Then, I call ed.ReparameterizationKLKLqp directly since I know it won’t blow up.

I can’t think of a way to do this that doesn’t expose the reparameterization in the model specification, but this solution doesn’t play nicely with ed.copy, so evaluating the model (e.g. computing coefficient of determination) requires pulling out the coefficients and computing things outside of Edward/Tensorflow.

If you’d like to use the local reparameterization trick, “expos[ing] the reparameterization in the model specification” is the proper approach. Namely, define the model marginalizing out the weights and where the neurons are random. Inference should be over logodds, scale, and eta given y and x.

Alternatively, you can build a new inference algorithm to try to automate local reparameterizations. That said, I prefer the former approach because I personally view the technique more as a choice of model parameterization for efficient VI in the same way we might use non-centered parameterizations for efficient HMC.
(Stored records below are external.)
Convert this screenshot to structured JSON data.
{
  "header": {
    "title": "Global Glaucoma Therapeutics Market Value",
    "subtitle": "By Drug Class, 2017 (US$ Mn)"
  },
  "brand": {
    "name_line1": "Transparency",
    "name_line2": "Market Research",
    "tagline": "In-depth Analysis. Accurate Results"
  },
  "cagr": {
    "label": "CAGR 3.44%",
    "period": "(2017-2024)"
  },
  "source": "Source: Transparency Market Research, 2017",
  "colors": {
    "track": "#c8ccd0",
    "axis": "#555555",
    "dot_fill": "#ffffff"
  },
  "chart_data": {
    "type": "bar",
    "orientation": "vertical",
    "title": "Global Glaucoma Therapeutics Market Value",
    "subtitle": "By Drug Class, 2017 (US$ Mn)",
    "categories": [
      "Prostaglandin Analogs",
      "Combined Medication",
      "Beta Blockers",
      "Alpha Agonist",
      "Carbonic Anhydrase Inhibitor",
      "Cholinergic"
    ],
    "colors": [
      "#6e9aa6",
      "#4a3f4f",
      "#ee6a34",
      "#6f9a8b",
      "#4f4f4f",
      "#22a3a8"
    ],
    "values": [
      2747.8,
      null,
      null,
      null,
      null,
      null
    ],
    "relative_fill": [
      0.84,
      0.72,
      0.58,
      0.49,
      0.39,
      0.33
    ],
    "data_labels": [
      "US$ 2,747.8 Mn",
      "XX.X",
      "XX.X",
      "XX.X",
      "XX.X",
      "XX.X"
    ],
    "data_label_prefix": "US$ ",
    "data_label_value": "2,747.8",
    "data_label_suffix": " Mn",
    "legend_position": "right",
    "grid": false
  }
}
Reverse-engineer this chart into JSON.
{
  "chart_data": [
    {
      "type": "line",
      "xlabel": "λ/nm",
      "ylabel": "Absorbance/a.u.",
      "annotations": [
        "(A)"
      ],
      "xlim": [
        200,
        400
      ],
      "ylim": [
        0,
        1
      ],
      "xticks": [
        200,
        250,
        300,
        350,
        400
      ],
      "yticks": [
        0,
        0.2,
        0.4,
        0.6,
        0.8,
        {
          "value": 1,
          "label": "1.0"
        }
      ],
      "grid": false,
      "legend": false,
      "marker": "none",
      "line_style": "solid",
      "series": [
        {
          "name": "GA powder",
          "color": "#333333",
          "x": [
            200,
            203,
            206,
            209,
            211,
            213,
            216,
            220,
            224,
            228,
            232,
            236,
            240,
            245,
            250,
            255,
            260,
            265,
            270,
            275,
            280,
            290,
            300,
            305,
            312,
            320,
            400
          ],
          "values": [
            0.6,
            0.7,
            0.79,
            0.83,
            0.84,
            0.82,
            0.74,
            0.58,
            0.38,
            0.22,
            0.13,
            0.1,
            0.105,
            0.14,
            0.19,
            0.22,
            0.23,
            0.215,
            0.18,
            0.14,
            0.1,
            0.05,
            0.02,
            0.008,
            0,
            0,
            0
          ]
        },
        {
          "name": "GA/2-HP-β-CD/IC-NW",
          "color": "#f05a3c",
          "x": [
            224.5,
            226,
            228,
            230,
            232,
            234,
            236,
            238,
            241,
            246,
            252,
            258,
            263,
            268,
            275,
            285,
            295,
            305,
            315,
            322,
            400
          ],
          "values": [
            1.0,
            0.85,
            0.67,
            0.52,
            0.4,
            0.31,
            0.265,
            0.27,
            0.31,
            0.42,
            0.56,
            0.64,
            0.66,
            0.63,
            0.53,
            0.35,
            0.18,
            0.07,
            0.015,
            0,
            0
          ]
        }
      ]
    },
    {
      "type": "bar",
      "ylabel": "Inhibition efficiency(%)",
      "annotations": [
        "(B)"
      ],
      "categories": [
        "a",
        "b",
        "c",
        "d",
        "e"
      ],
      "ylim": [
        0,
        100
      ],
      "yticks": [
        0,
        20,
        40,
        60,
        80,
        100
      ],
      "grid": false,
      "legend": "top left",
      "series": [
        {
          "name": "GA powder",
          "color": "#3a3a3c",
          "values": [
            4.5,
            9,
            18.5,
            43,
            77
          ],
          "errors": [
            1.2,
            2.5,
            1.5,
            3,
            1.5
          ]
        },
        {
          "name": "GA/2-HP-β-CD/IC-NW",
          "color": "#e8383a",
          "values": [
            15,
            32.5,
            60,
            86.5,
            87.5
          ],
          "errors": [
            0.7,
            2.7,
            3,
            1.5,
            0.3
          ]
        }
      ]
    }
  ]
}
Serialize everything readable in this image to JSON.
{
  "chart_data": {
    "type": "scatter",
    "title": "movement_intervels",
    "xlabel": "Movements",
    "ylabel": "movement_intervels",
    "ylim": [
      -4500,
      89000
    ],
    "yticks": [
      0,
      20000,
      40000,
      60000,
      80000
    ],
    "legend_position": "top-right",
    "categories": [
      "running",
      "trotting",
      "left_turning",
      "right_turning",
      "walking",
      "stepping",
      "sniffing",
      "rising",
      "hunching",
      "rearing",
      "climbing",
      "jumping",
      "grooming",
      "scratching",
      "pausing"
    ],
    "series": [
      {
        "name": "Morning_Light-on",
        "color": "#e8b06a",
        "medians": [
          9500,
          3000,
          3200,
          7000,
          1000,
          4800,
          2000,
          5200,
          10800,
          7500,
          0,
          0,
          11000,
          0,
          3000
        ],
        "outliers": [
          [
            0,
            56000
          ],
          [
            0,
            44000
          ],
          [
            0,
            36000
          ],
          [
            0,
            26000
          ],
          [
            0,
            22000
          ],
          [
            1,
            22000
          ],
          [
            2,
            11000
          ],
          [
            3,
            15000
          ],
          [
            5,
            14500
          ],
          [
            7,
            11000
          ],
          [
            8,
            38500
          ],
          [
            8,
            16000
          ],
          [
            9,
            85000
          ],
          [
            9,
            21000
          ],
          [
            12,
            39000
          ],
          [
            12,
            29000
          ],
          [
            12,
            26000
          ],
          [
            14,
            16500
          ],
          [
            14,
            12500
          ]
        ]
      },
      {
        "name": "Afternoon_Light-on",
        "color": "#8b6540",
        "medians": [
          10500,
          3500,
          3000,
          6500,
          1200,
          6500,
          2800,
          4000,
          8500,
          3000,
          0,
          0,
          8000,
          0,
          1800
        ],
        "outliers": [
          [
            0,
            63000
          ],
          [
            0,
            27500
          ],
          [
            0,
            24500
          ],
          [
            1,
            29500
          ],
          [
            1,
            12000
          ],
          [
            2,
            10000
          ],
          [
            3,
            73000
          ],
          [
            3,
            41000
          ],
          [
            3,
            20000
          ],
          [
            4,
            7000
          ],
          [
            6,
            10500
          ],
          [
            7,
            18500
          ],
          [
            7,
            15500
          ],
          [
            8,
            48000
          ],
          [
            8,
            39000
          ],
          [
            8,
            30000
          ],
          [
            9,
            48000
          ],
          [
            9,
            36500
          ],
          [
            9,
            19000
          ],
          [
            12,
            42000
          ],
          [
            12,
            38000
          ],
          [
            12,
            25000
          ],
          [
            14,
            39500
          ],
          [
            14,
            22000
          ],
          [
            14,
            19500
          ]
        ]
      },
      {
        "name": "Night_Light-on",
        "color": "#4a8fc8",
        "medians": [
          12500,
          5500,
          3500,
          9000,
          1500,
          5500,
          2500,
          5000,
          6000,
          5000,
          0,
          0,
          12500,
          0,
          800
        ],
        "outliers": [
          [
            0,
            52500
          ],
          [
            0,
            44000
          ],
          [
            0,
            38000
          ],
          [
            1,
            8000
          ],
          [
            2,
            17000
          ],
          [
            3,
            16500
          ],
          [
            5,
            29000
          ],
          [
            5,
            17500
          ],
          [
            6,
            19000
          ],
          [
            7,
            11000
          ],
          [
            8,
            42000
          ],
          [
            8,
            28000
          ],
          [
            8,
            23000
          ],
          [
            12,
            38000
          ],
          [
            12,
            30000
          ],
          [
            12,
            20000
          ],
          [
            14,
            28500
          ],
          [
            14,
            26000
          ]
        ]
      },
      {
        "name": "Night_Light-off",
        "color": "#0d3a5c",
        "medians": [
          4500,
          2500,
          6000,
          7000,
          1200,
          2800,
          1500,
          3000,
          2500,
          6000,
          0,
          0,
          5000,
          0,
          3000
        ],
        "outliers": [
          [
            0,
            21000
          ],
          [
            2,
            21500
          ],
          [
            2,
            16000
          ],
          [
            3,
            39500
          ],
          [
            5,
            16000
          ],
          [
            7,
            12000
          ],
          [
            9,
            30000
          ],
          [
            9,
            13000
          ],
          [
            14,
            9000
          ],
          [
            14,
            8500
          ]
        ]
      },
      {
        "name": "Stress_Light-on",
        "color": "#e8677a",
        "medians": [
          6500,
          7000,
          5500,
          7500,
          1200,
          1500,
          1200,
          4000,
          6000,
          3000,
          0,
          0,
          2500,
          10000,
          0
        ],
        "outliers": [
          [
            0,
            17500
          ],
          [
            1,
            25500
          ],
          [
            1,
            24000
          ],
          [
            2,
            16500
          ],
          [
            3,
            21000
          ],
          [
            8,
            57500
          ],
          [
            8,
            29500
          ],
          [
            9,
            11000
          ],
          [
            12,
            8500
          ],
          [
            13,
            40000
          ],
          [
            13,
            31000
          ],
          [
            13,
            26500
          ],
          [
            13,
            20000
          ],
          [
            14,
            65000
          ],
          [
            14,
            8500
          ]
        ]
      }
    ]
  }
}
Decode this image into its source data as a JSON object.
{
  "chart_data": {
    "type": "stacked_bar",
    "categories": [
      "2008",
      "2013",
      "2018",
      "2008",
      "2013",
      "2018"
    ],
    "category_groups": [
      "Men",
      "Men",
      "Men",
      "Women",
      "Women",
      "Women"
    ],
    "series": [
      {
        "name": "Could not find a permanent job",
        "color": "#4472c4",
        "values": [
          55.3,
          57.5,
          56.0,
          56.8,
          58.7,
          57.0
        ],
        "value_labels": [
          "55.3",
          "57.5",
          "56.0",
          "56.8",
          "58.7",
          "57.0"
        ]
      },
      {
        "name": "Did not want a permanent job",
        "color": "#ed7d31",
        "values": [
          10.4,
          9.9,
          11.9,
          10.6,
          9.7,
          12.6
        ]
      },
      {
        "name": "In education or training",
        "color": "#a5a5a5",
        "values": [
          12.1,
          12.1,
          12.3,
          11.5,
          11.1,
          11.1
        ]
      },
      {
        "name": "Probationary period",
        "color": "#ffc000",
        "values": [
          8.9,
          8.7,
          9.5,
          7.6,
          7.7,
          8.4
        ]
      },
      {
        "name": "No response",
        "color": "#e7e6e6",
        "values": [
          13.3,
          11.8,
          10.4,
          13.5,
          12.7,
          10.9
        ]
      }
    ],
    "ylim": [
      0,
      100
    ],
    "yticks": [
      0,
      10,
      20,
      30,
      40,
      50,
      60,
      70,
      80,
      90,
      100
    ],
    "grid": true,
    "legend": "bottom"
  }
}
this solution doesn’t play nicely with ed.copy, so evaluating the model (e.g. computing coefficient of determination) requires pulling out the coefficients and computing things outside of Edward/Tensorflow.

Given parameters for the marginal distribution on the neurons, you can calculate the parameters for the distribution on the weights—all in Edward/TensorFlow (there’s a 1-1 mapping as in, e.g., Eq 6 of their paper).